20 nations are downgraded for nuclear disarmament efforts in newly released Hiroshima Report 2019

by Takamasa Kyoren, Staff Writer

On April 4, Hiroshima Prefecture released the Hiroshima Report 2019, an assessment of 36 nations based on their efforts in 2018 in connection with three areas involving nuclear weapons. In the area of nuclear disarmament, 20 nations, accounting for 55.6% of all the nations assessed, received lower ratings than those they received in last year’s report, due to their slow progress in signing or ratifying the Treaty on the Prohibition of Nuclear Weapons, which has been included as an evaluation item on the report since 2017. North Korea was assessed a higher score than last year based on its participation in the historic summit that was held for the first time with the United States in June 2018. However, its rating still remained the lowest of all the nations assessed.

The report was compiled by the Japan Institute of International Affairs, a think tank given this assignment by the prefecture. Hirohumi Tosaki, a senior research fellow at the institute and an expert in nuclear issues, held a press conference at the prefectural office and summarized the report by saying, “It can be concluded that efforts for nuclear disarmament have been sluggish or regressive. Amid difficult conditions in global security, due to factors that include the United States reviewing its nuclear policies, there is now a reevaluation of nuclear deterrence, among other things.”

The 36 nations that were assessed include four nuclear-armed states and five nuclear weapon states, which are recognized by the Nuclear Non-proliferation Treaty (NPT), and 27 non-nuclear nations. Based on the efforts made by these nations in 2018, the institute rated their performance on 65 items in the areas of nuclear disarmament, nuclear non-proliferation, and nuclear security. Each nation’s scoring rate, which indicates the percentage of its full score, was then used for assessment.

In the area of nuclear disarmament, evaluation points were given for 32 items. North Korea raised its points for four items, including “Announcement of significant policies and important activities” and “Voting behavior on UNGA (United Nations General Assembly) resolutions on nuclear disarmament proposals by Japan, NAC, and NAM,” and received minus 2.0 percent for its scoring rate, an increase of 6.2 points since last year. This improvement in its scoring rate was affected by the nation’s decision to halt its nuclear tests and Intercontinental Ballistic Missile (ICBM) launch tests, and take part in the summit with the United States.

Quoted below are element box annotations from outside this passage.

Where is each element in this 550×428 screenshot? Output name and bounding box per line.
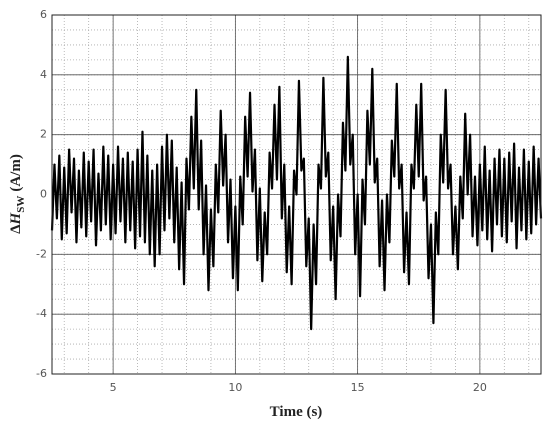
y-tick-label: 6 <box>40 8 47 21</box>
y-label-symbol: H <box>8 211 24 225</box>
signal-line <box>50 55 543 331</box>
x-tick-label: 5 <box>110 381 117 394</box>
y-label-subscript: SW <box>15 196 27 213</box>
y-tick-label: 2 <box>40 128 47 141</box>
y-tick-label: 4 <box>40 68 47 81</box>
y-axis-label: ΔHSW (A/m) <box>8 154 27 234</box>
plot-frame <box>51 14 542 375</box>
y-tick-label: 0 <box>40 188 47 201</box>
y-tick-label: -4 <box>36 307 47 320</box>
x-tick-label: 10 <box>228 381 242 394</box>
x-axis-label: Time (s) <box>270 404 323 420</box>
y-label-prefix: Δ <box>8 224 24 234</box>
x-tick-label: 15 <box>351 381 365 394</box>
y-label-unit: (A/m) <box>8 154 24 192</box>
y-tick-label: -2 <box>36 247 47 260</box>
x-tick-label: 20 <box>473 381 487 394</box>
y-tick-label: -6 <box>36 367 47 380</box>
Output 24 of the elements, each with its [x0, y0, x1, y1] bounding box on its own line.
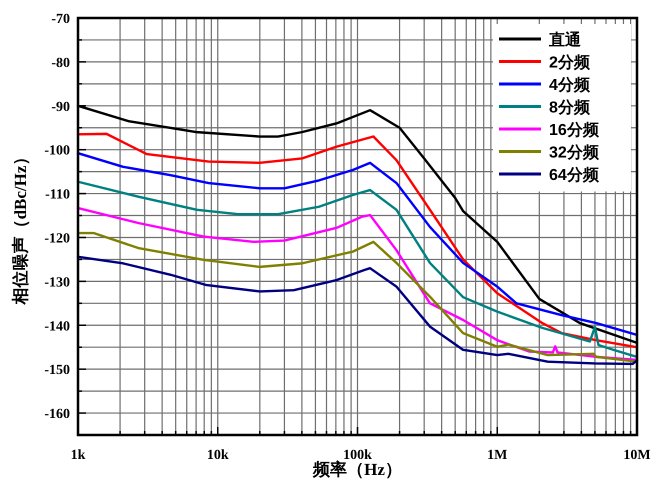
y-tick-label: -120: [44, 231, 70, 246]
legend-label: 16分频: [549, 121, 600, 139]
x-axis-title: 频率（Hz）: [312, 460, 402, 479]
legend-label: 直通: [548, 31, 582, 49]
legend-label: 8分频: [549, 98, 591, 116]
y-tick-label: -130: [44, 275, 70, 290]
legend-label: 2分频: [549, 54, 591, 72]
y-tick-label: -90: [51, 100, 70, 115]
x-tick-label: 1k: [70, 448, 86, 463]
x-tick-label: 100k: [343, 448, 372, 463]
x-tick-label: 1M: [487, 448, 508, 463]
y-tick-label: -100: [44, 144, 70, 159]
y-tick-label: -160: [44, 407, 70, 422]
y-tick-label: -80: [51, 56, 70, 71]
legend-label: 64分频: [549, 166, 600, 184]
legend-label: 32分频: [549, 144, 600, 162]
y-tick-label: -70: [51, 12, 70, 27]
y-tick-label: -110: [45, 188, 70, 203]
y-tick-label: -150: [44, 363, 70, 378]
y-axis-title: 相位噪声（dBc/Hz）: [11, 148, 30, 306]
legend-label: 4分频: [549, 76, 591, 94]
x-tick-label: 10M: [623, 448, 651, 463]
x-tick-label: 10k: [206, 448, 229, 463]
y-tick-label: -140: [44, 319, 70, 334]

Of the five nuclear weapon states and four nuclear-armed states, seven countries, with the exception of North Korea and the United Kingdom, received lower scoring rates. Their rates decreased due to the fact that they have been engaged in modernizing and improving their nuclear arsenals. Evaluation points for the United States increased for two items, owing to the summit meeting it held with North Korea, but also declined for two other items over the fact that it plans to pursue the upgrading of its nuclear weapons. Its scoring rate was 15.8%, a decrease of 0.7 points. The announcement made by the U.S. government last October, that it intends to withdraw from the Intermediate Nuclear Forces (INF) Treaty, was not reflected in the report’s assessment because, as the report indicates, “It cannot be said that simply expressing the intention to withdraw from the treaty has led to concrete actions to expand that nation’s nuclear arsenal.”

Japan’s scoring rate was 53.6%, which was the 11th highest figure for the countries assessed. Compared to last year, this rate decreased by 2.4 points because no significant efforts were made in 2018, as compared to 2017, the year the Japanese government made proactive efforts to commence negotiations on the Fissile Material Cut-off Treaty (FMCT) for banning the production of nuclear materials that can be used in the making of nuclear weapons.

For their scoring rates in the other two areas, the United States, China, and France, which are among the five main nuclear weapon states, received lower rates than those of last year in the area of non-nuclear proliferation. Only three nations had a higher scoring rate in this area, namely New Zealand, the Philippines, and Kazakhstan. As for nuclear security, 11 countries that included the United States and China made improvements in this area while 25 nations held the same rate as last year. No nation received a lower scoring rate in this area of assessment.